« Parce que l’incitation ne suffit plus, la liberté d’installation des médecins ne doit plus être un totem », écrit le député des Côtes-d’Armor Corentin Le Fur (Les Républicains) dans l’exposé des motifs de sa proposition de loi (PPL) déposée le 1er octobre, que Le Quotidien a pu consulter. Celle-ci, ambitionnant de lutter contre les déserts médicaux, se décompose en deux volets : l’un, sur la suppression de la liberté d’installation des médecins et, l’autre, sur la formation, avec la suppression du numerus clausus.
La principale disposition que prône le député breton, qui siège à la commission des Finances, est une régulation « d’ordre géographique » pour tous les médecins (généralistes et spécialistes) et les chirurgiens-dentistes. Un « aménagement nécessaire au principe de liberté d’installation qui s’applique déjà aux officines », argumente-t-il dans l’exposé des motifs.

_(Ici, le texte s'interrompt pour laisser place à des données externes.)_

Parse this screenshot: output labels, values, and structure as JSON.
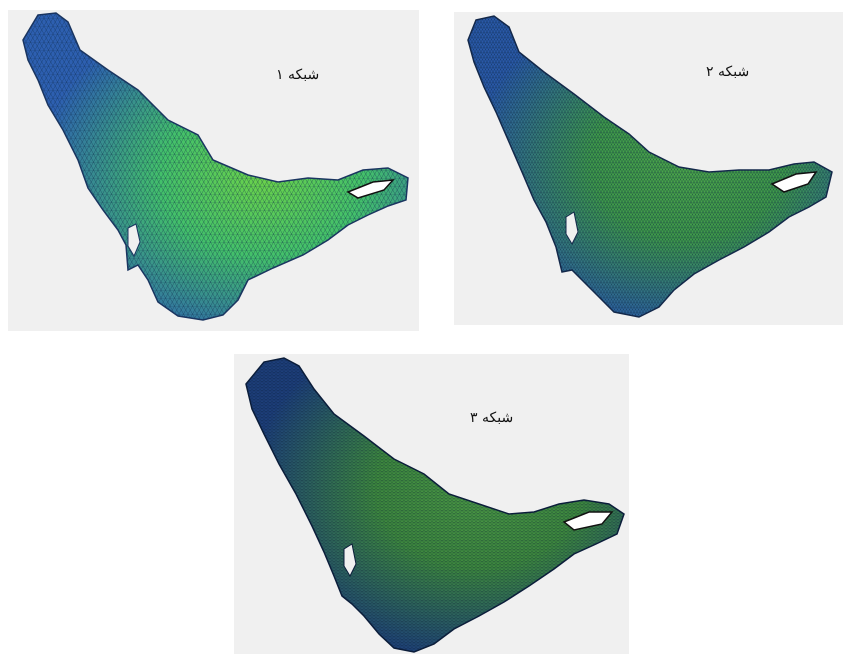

En clair, toute nouvelle installation devra être autorisée préalablement par l’agence régionale de santé (ARS) : si la résidence professionnelle principale du médecin est dans une zone sous-dense, l’autorisation est délivrée de droit ; dans le cas contraire, elle ne pourra l’être qu’à condition qu’un médecin de la même spécialité, exerçant dans la même zone, cesse son activité. Il s’agit donc de fait d’une forme de conventionnement sélectif. Une mesure qui fait écho à la proposition de loi transpartisane portée par le député socialiste mayennais Guillaume Garot et son groupe sur l'accès aux soins.
Un texte soutenu par les médecins de sa circo ?
S’il a écrit cette PPL pour les patients de sa circonscription, très inquiets sur l’accès aux généralistes, Corentin Le Fur assure que ce texte est aussi validé par les praticiens de son territoire. « Les médecins de chez moi me demandent la régulation, car ils sont terrorisés à l’idée de ne pas trouver de successeur et continuent à exercer parfois jusqu’à un âge avancé, pour ne pas laisser leurs patients sans médecin de famille dans la nature. Ils me disent que l’incitation ne suffit plus », assure-t-il.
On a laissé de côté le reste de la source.